O motorista Antonio Cordeiro, que conduzia um ônibus da linha 133 (Rodoviária-Largo do Machado), da Viação São Silvestre, chegou a ser internado no Hospital municipal Souza Aguiar, no Centro. Ele foi atingido no peito por uma pedra lançada por um morador do Morro da Providência, na altura do Viaduto Trinta e Um de Março, próximo à esquina com a Rua América. Dentro de um dos coletivos apedrejados, foram recolhidos pedras e um paralelepípedo.

Os ônibus saíram em sequência e, depois de atacados, formaram uma fila ao lado do Batalhão de Choque, na Cidade Nova, para retornar à garagem em comboio. Após o apedrejamento, um grupo de moradores procurou a empresa para pedir a liberação de veículos para o transporte até o Cemitério São João Batista, para o sepultamento do corpo de Eduardo Felipe.

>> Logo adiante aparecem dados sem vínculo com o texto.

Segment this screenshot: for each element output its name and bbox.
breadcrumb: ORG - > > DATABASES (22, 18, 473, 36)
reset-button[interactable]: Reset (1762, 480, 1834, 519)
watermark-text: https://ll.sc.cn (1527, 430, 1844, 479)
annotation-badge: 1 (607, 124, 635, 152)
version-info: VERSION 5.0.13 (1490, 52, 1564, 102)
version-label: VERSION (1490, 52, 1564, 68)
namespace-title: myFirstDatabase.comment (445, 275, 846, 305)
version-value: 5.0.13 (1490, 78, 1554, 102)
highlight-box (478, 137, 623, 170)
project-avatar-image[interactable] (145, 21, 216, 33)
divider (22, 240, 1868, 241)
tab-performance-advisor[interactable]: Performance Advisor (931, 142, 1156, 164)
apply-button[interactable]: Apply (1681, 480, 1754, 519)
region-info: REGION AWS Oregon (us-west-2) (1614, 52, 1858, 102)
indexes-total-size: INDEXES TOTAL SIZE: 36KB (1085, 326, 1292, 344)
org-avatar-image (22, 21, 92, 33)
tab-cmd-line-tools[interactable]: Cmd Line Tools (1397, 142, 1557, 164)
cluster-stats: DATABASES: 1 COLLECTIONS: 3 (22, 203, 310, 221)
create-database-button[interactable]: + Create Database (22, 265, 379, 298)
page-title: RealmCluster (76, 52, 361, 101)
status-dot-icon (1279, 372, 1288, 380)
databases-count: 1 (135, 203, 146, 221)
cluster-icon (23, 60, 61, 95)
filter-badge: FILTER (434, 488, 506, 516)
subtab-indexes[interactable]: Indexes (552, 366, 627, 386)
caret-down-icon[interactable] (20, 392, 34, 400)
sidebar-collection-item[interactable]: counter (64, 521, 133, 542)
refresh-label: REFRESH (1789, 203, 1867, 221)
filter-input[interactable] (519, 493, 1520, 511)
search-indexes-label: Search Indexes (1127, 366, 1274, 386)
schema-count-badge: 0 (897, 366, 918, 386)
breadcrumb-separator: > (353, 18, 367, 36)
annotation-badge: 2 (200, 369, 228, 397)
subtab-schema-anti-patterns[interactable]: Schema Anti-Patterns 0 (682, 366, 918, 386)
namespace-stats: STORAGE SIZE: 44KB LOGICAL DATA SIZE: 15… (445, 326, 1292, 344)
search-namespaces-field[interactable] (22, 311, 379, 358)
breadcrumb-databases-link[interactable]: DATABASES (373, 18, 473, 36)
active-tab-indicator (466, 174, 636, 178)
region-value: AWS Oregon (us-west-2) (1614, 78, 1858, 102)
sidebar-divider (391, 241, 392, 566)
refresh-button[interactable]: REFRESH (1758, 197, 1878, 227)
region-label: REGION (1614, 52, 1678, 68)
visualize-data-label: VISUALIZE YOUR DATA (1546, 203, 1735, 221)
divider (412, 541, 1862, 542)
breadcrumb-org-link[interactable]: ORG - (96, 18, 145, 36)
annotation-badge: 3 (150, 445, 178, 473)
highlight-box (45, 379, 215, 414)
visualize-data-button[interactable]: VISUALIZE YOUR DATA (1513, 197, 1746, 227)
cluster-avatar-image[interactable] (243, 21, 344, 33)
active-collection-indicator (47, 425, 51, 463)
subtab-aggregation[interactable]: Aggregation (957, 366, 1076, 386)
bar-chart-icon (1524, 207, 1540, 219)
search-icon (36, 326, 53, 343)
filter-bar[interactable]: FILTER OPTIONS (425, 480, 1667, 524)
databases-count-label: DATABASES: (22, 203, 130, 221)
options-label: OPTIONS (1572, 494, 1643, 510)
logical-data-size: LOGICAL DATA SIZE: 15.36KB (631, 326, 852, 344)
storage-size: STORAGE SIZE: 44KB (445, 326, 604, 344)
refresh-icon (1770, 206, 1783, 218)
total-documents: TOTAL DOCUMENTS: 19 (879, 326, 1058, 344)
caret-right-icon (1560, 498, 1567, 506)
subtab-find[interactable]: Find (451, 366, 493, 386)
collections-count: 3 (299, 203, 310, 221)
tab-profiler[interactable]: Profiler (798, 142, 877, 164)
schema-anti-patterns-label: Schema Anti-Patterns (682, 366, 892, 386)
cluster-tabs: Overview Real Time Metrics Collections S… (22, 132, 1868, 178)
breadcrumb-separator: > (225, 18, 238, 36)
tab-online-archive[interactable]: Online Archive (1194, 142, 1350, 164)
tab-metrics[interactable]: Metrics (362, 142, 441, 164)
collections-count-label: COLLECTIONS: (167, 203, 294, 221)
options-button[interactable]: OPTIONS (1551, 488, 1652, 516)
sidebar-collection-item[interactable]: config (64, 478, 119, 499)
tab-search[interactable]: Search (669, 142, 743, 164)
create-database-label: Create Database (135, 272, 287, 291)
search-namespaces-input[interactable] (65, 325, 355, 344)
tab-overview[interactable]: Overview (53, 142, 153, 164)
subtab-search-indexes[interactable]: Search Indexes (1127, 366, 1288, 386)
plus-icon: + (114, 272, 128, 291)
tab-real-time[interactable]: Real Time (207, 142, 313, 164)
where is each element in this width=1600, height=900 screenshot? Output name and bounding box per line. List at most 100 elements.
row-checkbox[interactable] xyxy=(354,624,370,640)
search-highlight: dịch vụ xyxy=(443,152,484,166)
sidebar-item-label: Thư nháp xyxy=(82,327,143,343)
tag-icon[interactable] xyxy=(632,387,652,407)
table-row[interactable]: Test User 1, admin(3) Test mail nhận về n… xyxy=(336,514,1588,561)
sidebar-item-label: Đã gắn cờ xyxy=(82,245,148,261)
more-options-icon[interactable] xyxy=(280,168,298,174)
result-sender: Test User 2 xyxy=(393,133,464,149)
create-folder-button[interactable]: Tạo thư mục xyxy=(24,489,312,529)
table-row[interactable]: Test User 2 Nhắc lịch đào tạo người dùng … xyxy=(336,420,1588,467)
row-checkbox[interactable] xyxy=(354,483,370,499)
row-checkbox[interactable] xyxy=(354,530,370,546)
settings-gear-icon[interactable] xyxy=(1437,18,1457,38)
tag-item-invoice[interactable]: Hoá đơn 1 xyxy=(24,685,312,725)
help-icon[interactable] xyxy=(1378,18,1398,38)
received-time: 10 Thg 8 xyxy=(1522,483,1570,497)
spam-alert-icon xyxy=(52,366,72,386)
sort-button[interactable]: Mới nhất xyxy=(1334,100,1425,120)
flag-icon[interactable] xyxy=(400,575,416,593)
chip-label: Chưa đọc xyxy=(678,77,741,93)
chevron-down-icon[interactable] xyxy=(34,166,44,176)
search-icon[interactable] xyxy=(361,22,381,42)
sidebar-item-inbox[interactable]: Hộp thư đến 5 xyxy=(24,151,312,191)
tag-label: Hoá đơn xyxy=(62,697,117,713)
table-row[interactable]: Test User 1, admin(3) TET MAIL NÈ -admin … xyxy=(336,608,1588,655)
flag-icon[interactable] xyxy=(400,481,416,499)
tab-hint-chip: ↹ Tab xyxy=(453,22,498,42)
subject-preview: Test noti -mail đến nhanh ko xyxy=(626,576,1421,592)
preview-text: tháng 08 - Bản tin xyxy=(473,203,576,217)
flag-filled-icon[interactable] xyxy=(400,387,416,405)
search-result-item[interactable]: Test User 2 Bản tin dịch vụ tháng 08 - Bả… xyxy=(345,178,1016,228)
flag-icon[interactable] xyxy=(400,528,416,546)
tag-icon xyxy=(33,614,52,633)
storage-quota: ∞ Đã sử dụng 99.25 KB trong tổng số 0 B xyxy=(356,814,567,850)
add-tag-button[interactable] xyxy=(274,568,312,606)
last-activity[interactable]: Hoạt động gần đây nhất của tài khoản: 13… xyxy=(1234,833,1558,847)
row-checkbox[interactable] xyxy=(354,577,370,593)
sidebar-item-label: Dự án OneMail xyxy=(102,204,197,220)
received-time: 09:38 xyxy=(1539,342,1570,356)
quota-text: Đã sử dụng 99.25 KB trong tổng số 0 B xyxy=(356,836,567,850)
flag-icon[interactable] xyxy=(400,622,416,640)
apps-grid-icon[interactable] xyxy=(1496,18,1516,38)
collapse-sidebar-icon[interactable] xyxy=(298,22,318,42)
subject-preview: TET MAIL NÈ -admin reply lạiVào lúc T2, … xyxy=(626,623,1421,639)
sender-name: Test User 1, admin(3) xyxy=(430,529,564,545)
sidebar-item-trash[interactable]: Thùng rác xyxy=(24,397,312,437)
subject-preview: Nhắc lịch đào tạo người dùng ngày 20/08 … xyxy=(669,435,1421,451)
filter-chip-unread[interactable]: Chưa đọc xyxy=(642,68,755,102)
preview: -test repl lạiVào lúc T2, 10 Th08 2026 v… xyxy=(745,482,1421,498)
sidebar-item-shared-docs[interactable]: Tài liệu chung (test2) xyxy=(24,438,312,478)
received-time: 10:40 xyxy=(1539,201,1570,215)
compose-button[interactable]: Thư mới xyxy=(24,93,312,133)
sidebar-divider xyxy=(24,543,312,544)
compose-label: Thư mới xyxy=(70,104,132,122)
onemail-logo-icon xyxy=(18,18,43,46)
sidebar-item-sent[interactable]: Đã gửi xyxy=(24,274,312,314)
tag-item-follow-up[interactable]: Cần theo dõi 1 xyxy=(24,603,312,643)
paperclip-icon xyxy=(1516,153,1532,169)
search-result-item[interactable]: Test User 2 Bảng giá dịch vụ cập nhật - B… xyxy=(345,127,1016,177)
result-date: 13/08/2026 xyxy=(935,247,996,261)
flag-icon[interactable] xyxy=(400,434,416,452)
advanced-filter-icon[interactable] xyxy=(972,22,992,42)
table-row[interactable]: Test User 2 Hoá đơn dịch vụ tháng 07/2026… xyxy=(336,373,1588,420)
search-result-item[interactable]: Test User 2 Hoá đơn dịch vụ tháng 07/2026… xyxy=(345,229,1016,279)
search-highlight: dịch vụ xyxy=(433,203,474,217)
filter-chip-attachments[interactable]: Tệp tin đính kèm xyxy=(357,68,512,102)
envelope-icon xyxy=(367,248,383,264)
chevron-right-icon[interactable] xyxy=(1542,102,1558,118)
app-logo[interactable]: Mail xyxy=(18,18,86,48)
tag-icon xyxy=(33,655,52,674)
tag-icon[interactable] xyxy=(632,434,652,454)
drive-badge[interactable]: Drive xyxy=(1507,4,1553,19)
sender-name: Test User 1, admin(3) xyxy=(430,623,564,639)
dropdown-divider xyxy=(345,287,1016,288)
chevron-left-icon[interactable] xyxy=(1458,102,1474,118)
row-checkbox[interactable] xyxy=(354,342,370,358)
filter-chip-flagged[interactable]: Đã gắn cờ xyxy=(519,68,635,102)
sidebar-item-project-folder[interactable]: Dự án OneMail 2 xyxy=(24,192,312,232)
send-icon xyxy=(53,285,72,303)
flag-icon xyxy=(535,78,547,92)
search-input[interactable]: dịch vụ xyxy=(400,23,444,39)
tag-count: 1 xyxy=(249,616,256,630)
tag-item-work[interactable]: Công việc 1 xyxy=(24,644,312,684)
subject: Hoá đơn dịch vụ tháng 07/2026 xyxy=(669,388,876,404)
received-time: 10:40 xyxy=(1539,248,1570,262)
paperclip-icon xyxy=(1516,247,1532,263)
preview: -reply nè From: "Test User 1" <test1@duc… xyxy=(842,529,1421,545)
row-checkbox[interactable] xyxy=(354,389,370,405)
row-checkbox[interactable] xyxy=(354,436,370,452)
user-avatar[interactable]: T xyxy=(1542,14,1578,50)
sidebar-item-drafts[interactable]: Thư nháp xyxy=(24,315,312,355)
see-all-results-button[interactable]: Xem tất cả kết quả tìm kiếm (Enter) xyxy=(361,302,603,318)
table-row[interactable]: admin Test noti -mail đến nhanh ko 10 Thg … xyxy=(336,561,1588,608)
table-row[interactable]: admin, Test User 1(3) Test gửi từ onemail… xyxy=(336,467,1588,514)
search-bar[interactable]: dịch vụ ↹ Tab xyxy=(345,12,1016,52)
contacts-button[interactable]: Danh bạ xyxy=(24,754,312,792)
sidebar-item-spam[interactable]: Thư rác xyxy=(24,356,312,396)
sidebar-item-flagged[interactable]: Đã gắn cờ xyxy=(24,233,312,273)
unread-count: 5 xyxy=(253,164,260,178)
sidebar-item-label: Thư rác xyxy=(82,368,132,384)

Em nota, a polícia informou que militares do 5º BPM (Praça da Harmonia) foram acionados pela manhã para checar uma ocorrência de ônibus apedrejados no Centro. Com a chegada dos policiais, as pessoas se dispersaram. Já a empresa de ônibus informou que os coletivos foram encaminhados para o setor de manutenção. A expectativa era que eles fossem reparados e voltassem a circular o “mais rápido possível”.

Na terça-feira, a morte de Eduardo Felipe já tinha provocado protestos no entorno da comunidade. O comércio chegou a fechar próximo à Central do Brasil.